Para Manuela Villela, gerente de parcerias do YouTube, o site olha com atenção aos seus criadores de conteúdo, principalmente, para ajuda-los a monetizar seus vídeos e canais e já anuncia que nos Estados Unidos, o site já está trabalhando em produções independentes.
– A forma como lidamos com entretenimento mudou muito nos últimos anos. Hoje, não estamos mais satisfeitos em apenas consumir conteúdos, queremos interagir, opinar, dizer se gostamos ou não. O fã de um youtuber faz parte de uma comunidade que tem um contato direto com o seu ídolo – opina.
Youtuber é de fato uma profissão concorda Manuela. E a maneira que esses profissionais ganham o pão de cada dia é possível pelo próprio programa de parcerias, qualquer canal pode ser um parceiro, independente de tamanho. Além disso, com a fama, vem a procura das marcas, além do lançamento dos próprios produtos.
Segundo o site especializado no mercado editorial PublishNews, dos sete livros mais vendidos até agora em 2015, três são de estrelas do YouTube. No ranking, está "Eu fico loko" de Christian Figueiredo, de 21 anos, que compartilha o seu dia a dia e as angustias e experiências que a maioria dos adolescentes podem se identificar. Ele tem dois canais que somam mais de 4,7 milhões de inscritos. A youtuber Isabela Freitas com o livro "Não se apega, não" também figura na lista. A tendência de lançamento de livros e produtos atende a demanda de fãs que querem consumir o que tem a cara dos próprios ídolos. A receita de publicidade dividida entre o autor dos vídeos e o Google é apenas uma fatia do faturamento dessas novas celebridades.

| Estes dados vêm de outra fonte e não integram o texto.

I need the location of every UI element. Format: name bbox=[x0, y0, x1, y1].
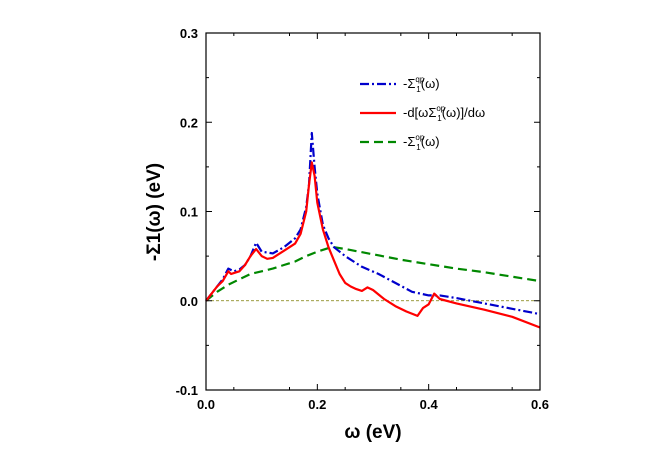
legend-label-sup: op bbox=[436, 104, 445, 113]
legend-label-sub: 1 bbox=[437, 114, 442, 123]
y-tick-label: -0.1 bbox=[176, 383, 198, 398]
x-tick-label: 0.2 bbox=[308, 397, 326, 412]
y-tick-label: 0.0 bbox=[180, 294, 198, 309]
y-tick-label: 0.3 bbox=[180, 26, 198, 41]
legend-label-tail: (ω)]/dω bbox=[442, 105, 485, 120]
legend-label-tail: (ω) bbox=[421, 76, 440, 91]
legend-label-tail: (ω) bbox=[421, 134, 440, 149]
legend-label-sup: op bbox=[415, 133, 424, 142]
series-line-1 bbox=[205, 161, 541, 329]
series-layer bbox=[205, 131, 541, 329]
x-axis-title: ω (eV) bbox=[344, 422, 401, 443]
series-line-2 bbox=[205, 246, 541, 302]
x-tick-label: 0.4 bbox=[420, 397, 439, 412]
y-tick-label: 0.1 bbox=[180, 205, 198, 220]
tick-layer: 0.0 0.2 0.4 0.6-0.10.00.10.20.3 bbox=[176, 26, 549, 412]
y-axis-title: -Σ1(ω) (eV) bbox=[144, 163, 165, 261]
legend-label-main: -Σ bbox=[403, 76, 415, 91]
plot-frame bbox=[205, 32, 541, 391]
legend-label-sub: 1 bbox=[416, 143, 421, 152]
legend-label-sub: 1 bbox=[416, 85, 421, 94]
legend-label-sup: qp bbox=[415, 75, 424, 84]
legend-label-main: -Σ bbox=[403, 134, 415, 149]
series-line-0 bbox=[205, 131, 541, 316]
legend: -Σqp 1(ω)-d[ωΣop 1(ω)]/dω-Σop 1(ω) bbox=[360, 75, 485, 152]
x-tick-label: 0.0 bbox=[197, 397, 215, 412]
legend-label-0: -Σqp 1(ω) bbox=[403, 75, 440, 94]
x-tick-label: 0.6 bbox=[531, 397, 549, 412]
y-tick-label: 0.2 bbox=[180, 115, 198, 130]
legend-label-main: -d[ωΣ bbox=[403, 105, 436, 120]
legend-label-1: -d[ωΣop 1(ω)]/dω bbox=[403, 104, 485, 123]
legend-label-2: -Σop 1(ω) bbox=[403, 133, 440, 152]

– As marcas conseguem entrar em contato com um público já cativo e disposto a receber aquela mensagem. O fã está mais sujeito a ser impactado dessa forma direta, porém mais natural, como se estivesse ouvindo a mensagem da boca de um amigo. E as marcas já acordaram para esse fato – explica.
Otávio Albuquerque, 33 anos, conhecido como Tavião, é a dupla de PC Siqueira no canal Rolê Gourmet. Enquanto bebem cerveja e conversam, ensinam receitas como o “dogão de miojo”. Em paralelo, ele mantém um canal que registra coisas que fez pela primeira vez, o Coisas Que Nunca Vivi (ou evitava viver). Formado em Ciências Sociais, hoje é estrategista de conteúdo em um espaço especial para a produção de conteúdo para criadores parceiros do site.
– O YouTube é um lugar da personalidade, diferente de TV e de filmes. Acho que quando a gente é jovem, precisa de modelos para se identificar, e é muito mais eficiente buscar exemplos em pessoas reais, do que uma banda ou ator, que podem ser personagens. O Rolê Gourmet mostra dois amigos bebendo e cozinhando, sendo tontos às vezes, errando. Tudo isso faz parte do programa – diz.